Rosie Callaghan And Mates

Note: This review is from 2014

Melbourne International Comedy Festival review by Annette Slattery

Rose Callaghan and Mates does what it says on the tin. Callaghan delivers three sets of material interspersed by two sets from guest comedians.

As Callaghan starts her first set she immediately seems to be ticking of bullet points from the ‘So you want to be a comedian?’ handbook. She covers all the classics: being a kidult, being single, couples, internet dating, drinking and drugs, nightclubs, twerking and share houses; without managing to bring a new idea to any of them.

Condescendingly, the 31-year-old Callaghan also stops to explain terms like Tinder, for the benefit, she says, of the ‘older people’. Callaghan lacks professionalism, stylistically sounding more like she’s having a conversation in a pub rather than delivering a set of comedy. Of the two good lines she managed, she mangled the second. So in her favour, she did make me smile once.

She also seems to have developed the unsettling habit of making unrelenting eye-contact with the ceiling. The combination of banal material and bad delivery made this experience simply tedious.

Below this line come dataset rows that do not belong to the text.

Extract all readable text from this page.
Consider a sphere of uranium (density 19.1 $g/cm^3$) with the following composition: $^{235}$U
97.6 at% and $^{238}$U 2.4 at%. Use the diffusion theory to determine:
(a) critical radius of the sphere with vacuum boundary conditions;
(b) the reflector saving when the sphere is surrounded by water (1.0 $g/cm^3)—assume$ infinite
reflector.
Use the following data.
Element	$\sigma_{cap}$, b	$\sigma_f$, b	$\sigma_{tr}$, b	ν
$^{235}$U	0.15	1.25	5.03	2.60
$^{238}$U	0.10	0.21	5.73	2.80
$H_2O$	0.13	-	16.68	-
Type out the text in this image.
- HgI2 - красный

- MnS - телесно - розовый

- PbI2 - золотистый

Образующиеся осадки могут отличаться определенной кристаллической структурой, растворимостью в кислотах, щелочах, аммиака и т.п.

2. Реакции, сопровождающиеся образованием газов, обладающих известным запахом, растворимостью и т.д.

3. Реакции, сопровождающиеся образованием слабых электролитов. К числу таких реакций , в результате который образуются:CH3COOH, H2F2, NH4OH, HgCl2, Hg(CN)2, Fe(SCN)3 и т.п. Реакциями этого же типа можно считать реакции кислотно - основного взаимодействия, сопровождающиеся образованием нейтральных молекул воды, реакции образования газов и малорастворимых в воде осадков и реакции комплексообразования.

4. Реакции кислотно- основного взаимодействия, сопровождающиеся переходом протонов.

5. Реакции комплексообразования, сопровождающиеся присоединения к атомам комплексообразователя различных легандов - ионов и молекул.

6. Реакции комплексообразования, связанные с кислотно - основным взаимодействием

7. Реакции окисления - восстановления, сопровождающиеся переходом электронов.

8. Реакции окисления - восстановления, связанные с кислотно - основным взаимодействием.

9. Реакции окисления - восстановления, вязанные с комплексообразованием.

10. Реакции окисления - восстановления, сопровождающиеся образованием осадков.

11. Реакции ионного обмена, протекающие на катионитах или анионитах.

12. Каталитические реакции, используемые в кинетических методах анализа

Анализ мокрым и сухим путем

So it was a breath of fresh air to see Bart Freebairn hit the stage. Bart delivers a polished set about Australian attitudes to sport and the Aussie accent. This material, while not revolutionary, has some nice moments. When he moves onto the subject of animals, though, he hits some really silly and funny highs to bring home a short, but sweet set.

The other guest was Simon Taylor, an Australian comedian who is apparently a Hollywood comedian now. He started his set with a rather good callback to Callaghan’s twerking material, surpassing the original, but the quality fell away after that. He delivers some gags about air stewards and Aussie catchphrases in an amiable manner but none of it sets the world on fire.

Ultimately though, the worst thing about this hour was Rose Callaghan. Each time the guests brought the quality of the show back up to a tolerable, even enjoyable, standard, things ground back to a halt with the reappearance of our host. At least she has mates.